The guarantee to have a surgery appointment with a nurse within 24 hours or to see a doctor within 48 hours is to be written into new "core" contracts being published this week for family doctors. The pledge will be phased in over the next three years for GPs opting to move to new personal medical services (PMS) contracts which allow doctors more flexibility in the way they provide care. NHS Direct, the telephone hotline, will be used to handle calls to ensure that GPs provide 24-hour cover.

Most of Britain's 30,000 GPs, who earn £50-£60,000, are currently paid by a complicated system of fixed fees linked to targets and the numbers of patients on their lists. Ministers, who want to encourage GPs to spend more time with fewer patients, believe that within four years most family doctors will move to PMS contracts to relieve themselves of the burden of red tape and running practices as private businesses.

Mr Milburn is negotiating with the BMA to ensure that all other GPs guarantee an appointment with a practice nurse within 24 hours, and to see the GP within 48 hours. The PMS core contract will also require GPs to spend 30 hours a year improving their skills.

The Health Secretary is unwilling to compromise on key proposals outlined in the NHS national plan in July. "I am confident that the alliance of doctors, nurses, unions and royal colleges that put the plan together will stay in place to see it implemented," he said.

But he warned that the changes could take years to deliver real improvements in parts of the NHS and could not guarantee that no patients would be left waiting on trolleys this winter.

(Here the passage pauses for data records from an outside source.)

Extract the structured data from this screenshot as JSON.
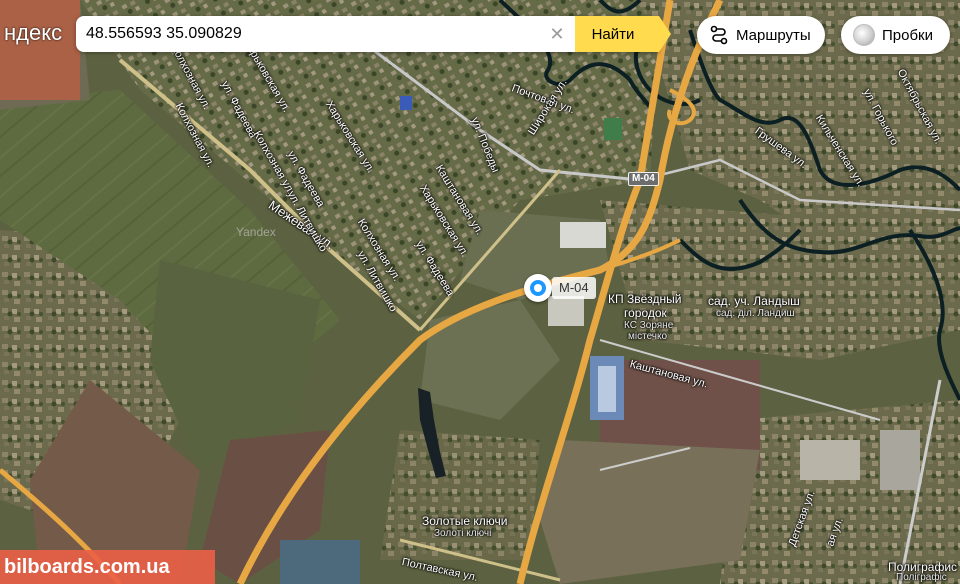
{
  "logo": {
    "text": "ндекс"
  },
  "search": {
    "value": "48.556593 35.090829",
    "clear_icon": "close-icon",
    "button_label": "Найти"
  },
  "controls": {
    "routes_label": "Маршруты",
    "routes_icon": "route-icon",
    "traffic_label": "Пробки",
    "traffic_icon": "traffic-light-icon"
  },
  "marker": {
    "label": "М-04",
    "color": "#1e98ff"
  },
  "road_shield": "М-04",
  "streets": {
    "mezhevaya": "Межевая ул.",
    "pochtovaya": "Почтовая ул.",
    "pobedy": "ул. Победы",
    "shirokaya": "Широкая ул.",
    "kashtanovaya_upper": "Каштановая ул.",
    "kashtanovaya_lower": "Каштановая ул.",
    "kharkovskaya_1": "Харьковская ул.",
    "kharkovskaya_2": "Харьковская ул.",
    "kharkovskaya_3": "Харьковская ул.",
    "fadeeva_1": "ул. Фадеева",
    "fadeeva_2": "ул. Фадеева",
    "fadeeva_3": "ул. Фадеева",
    "kolkhoznaya_1": "Колхозная ул.",
    "kolkhoznaya_2": "Колхозная ул.",
    "kolkhoznaya_3": "Колхозная ул.",
    "litvishko_1": "ул. Литвишко",
    "litvishko_2": "ул. Литвишко",
    "gorkogo": "ул. Горького",
    "oktyabrskaya": "Октябрьская ул.",
    "kilchenskaya": "Кильченская ул.",
    "grusheva": "Грушева ул.",
    "poltavskaya": "Полтавская ул.",
    "kolkhoznaya_top": "Колхозная ул.",
    "detskaya": "ая ул.",
    "tikhaya": "Детская ул."
  },
  "places": {
    "zvezdny": "КП Звёздный",
    "gorodok": "городок",
    "zorane": "КС Зоряне",
    "mistechko": "містечко",
    "landysh": "сад. уч. Ландыш",
    "landysh_ua": "сад. діл. Ландиш",
    "zolotye": "Золотые ключи",
    "zoloti": "Золоті ключі",
    "poligraf": "Полиграфис",
    "poligraf_ua": "Поліграфіс"
  },
  "watermark": "bilboards.com.ua",
  "imagery_watermark": "Yandex",
  "colors": {
    "road": "#e7a742",
    "road_secondary": "#cfc08a",
    "river": "#0c1f22",
    "search_button": "#ffdb4d",
    "marker": "#1e98ff",
    "watermark_bg": "#eb5f46"
  }
}
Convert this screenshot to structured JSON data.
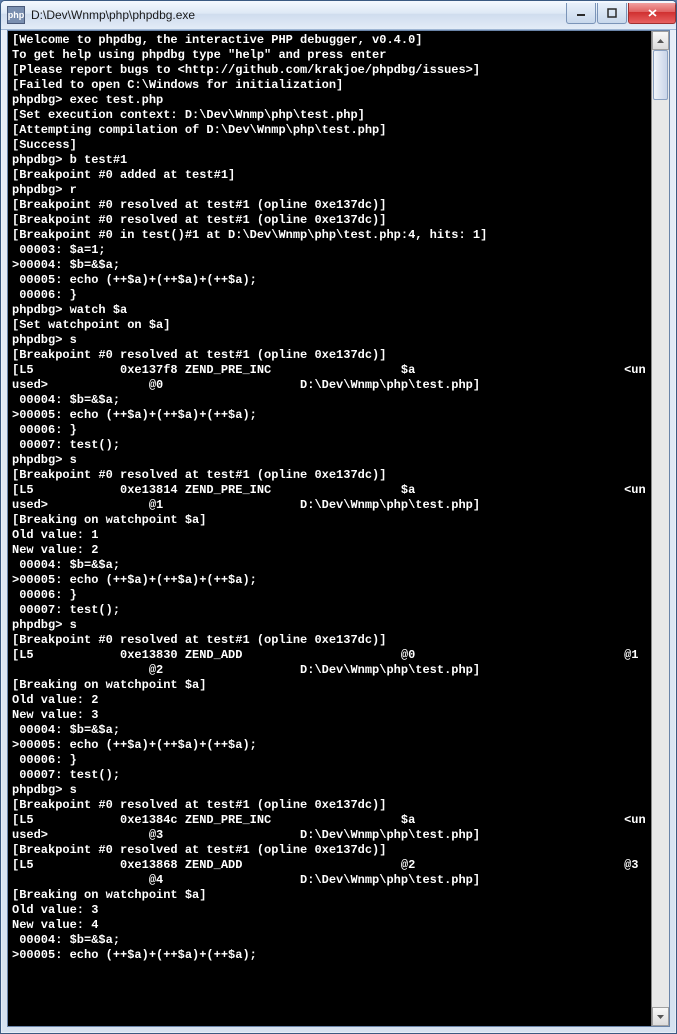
{
  "window": {
    "icon_label": "php",
    "title": "D:\\Dev\\Wnmp\\php\\phpdbg.exe"
  },
  "console_lines": [
    "[Welcome to phpdbg, the interactive PHP debugger, v0.4.0]",
    "To get help using phpdbg type \"help\" and press enter",
    "[Please report bugs to <http://github.com/krakjoe/phpdbg/issues>]",
    "[Failed to open C:\\Windows for initialization]",
    "phpdbg> exec test.php",
    "[Set execution context: D:\\Dev\\Wnmp\\php\\test.php]",
    "[Attempting compilation of D:\\Dev\\Wnmp\\php\\test.php]",
    "[Success]",
    "phpdbg> b test#1",
    "[Breakpoint #0 added at test#1]",
    "phpdbg> r",
    "[Breakpoint #0 resolved at test#1 (opline 0xe137dc)]",
    "[Breakpoint #0 resolved at test#1 (opline 0xe137dc)]",
    "[Breakpoint #0 in test()#1 at D:\\Dev\\Wnmp\\php\\test.php:4, hits: 1]",
    " 00003: $a=1;",
    ">00004: $b=&$a;",
    " 00005: echo (++$a)+(++$a)+(++$a);",
    " 00006: }",
    "phpdbg> watch $a",
    "[Set watchpoint on $a]",
    "phpdbg> s",
    "[Breakpoint #0 resolved at test#1 (opline 0xe137dc)]",
    "[L5            0xe137f8 ZEND_PRE_INC                  $a                             <un",
    "used>              @0                   D:\\Dev\\Wnmp\\php\\test.php]",
    " 00004: $b=&$a;",
    ">00005: echo (++$a)+(++$a)+(++$a);",
    " 00006: }",
    " 00007: test();",
    "phpdbg> s",
    "[Breakpoint #0 resolved at test#1 (opline 0xe137dc)]",
    "[L5            0xe13814 ZEND_PRE_INC                  $a                             <un",
    "used>              @1                   D:\\Dev\\Wnmp\\php\\test.php]",
    "[Breaking on watchpoint $a]",
    "Old value: 1",
    "New value: 2",
    " 00004: $b=&$a;",
    ">00005: echo (++$a)+(++$a)+(++$a);",
    " 00006: }",
    " 00007: test();",
    "phpdbg> s",
    "[Breakpoint #0 resolved at test#1 (opline 0xe137dc)]",
    "[L5            0xe13830 ZEND_ADD                      @0                             @1",
    "                   @2                   D:\\Dev\\Wnmp\\php\\test.php]",
    "[Breaking on watchpoint $a]",
    "Old value: 2",
    "New value: 3",
    " 00004: $b=&$a;",
    ">00005: echo (++$a)+(++$a)+(++$a);",
    " 00006: }",
    " 00007: test();",
    "phpdbg> s",
    "[Breakpoint #0 resolved at test#1 (opline 0xe137dc)]",
    "[L5            0xe1384c ZEND_PRE_INC                  $a                             <un",
    "used>              @3                   D:\\Dev\\Wnmp\\php\\test.php]",
    "[Breakpoint #0 resolved at test#1 (opline 0xe137dc)]",
    "[L5            0xe13868 ZEND_ADD                      @2                             @3",
    "                   @4                   D:\\Dev\\Wnmp\\php\\test.php]",
    "[Breaking on watchpoint $a]",
    "Old value: 3",
    "New value: 4",
    " 00004: $b=&$a;",
    ">00005: echo (++$a)+(++$a)+(++$a);"
  ]
}
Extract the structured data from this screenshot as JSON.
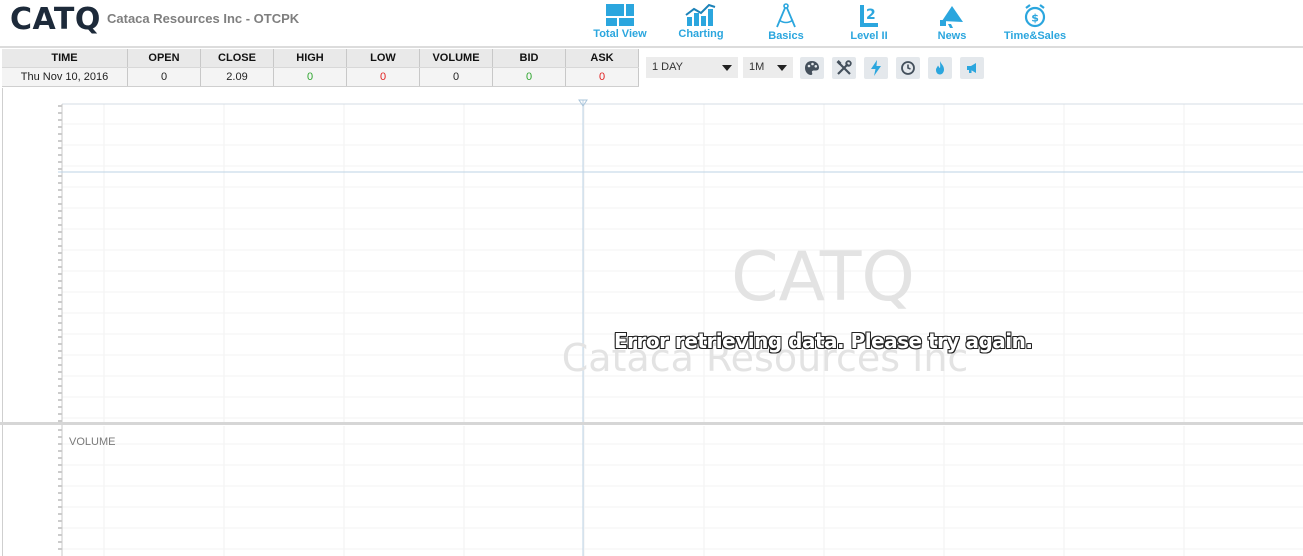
{
  "header": {
    "symbol": "CATQ",
    "company": "Cataca Resources Inc - OTCPK"
  },
  "nav": [
    {
      "label": "Total View",
      "icon": "total-view-icon"
    },
    {
      "label": "Charting",
      "icon": "charting-icon"
    },
    {
      "label": "Basics",
      "icon": "compass-icon"
    },
    {
      "label": "Level II",
      "icon": "level-two-icon"
    },
    {
      "label": "News",
      "icon": "megaphone-icon"
    },
    {
      "label": "Time&Sales",
      "icon": "alarm-clock-dollar-icon"
    }
  ],
  "quote": {
    "headers": [
      "TIME",
      "OPEN",
      "CLOSE",
      "HIGH",
      "LOW",
      "VOLUME",
      "BID",
      "ASK"
    ],
    "values": [
      "Thu Nov 10, 2016",
      "0",
      "2.09",
      "0",
      "0",
      "0",
      "0",
      "0"
    ]
  },
  "controls": {
    "interval": "1 DAY",
    "range": "1M"
  },
  "tools": [
    "palette-icon",
    "tools-icon",
    "lightning-icon",
    "clock-icon",
    "flame-icon",
    "announce-icon"
  ],
  "chart": {
    "watermark_symbol": "CATQ",
    "watermark_company": "Cataca Resources Inc",
    "error": "Error retrieving data. Please try again.",
    "volume_label": "VOLUME"
  },
  "colors": {
    "accent": "#2ba6de",
    "up": "#2fa52f",
    "down": "#e02020",
    "ticker": "#1d2a3a"
  }
}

The Government has allocated £600m extra this year to cope with winter pressures, but Mr Milburn damped down expectations raised by higher health spending. He said: "There can be no instantaneous transformation in the NHS. It will take time to feed through.

He set out five priorities for the autumn: establishing a new NHS board to oversee the changes, with patients' representatives; appointing a new NHS executive; launching a new strategy for reducing cancer rates; setting national standards to end the "postcode lottery" of care; and allocating three-year budgets so health authorities can plan for growth.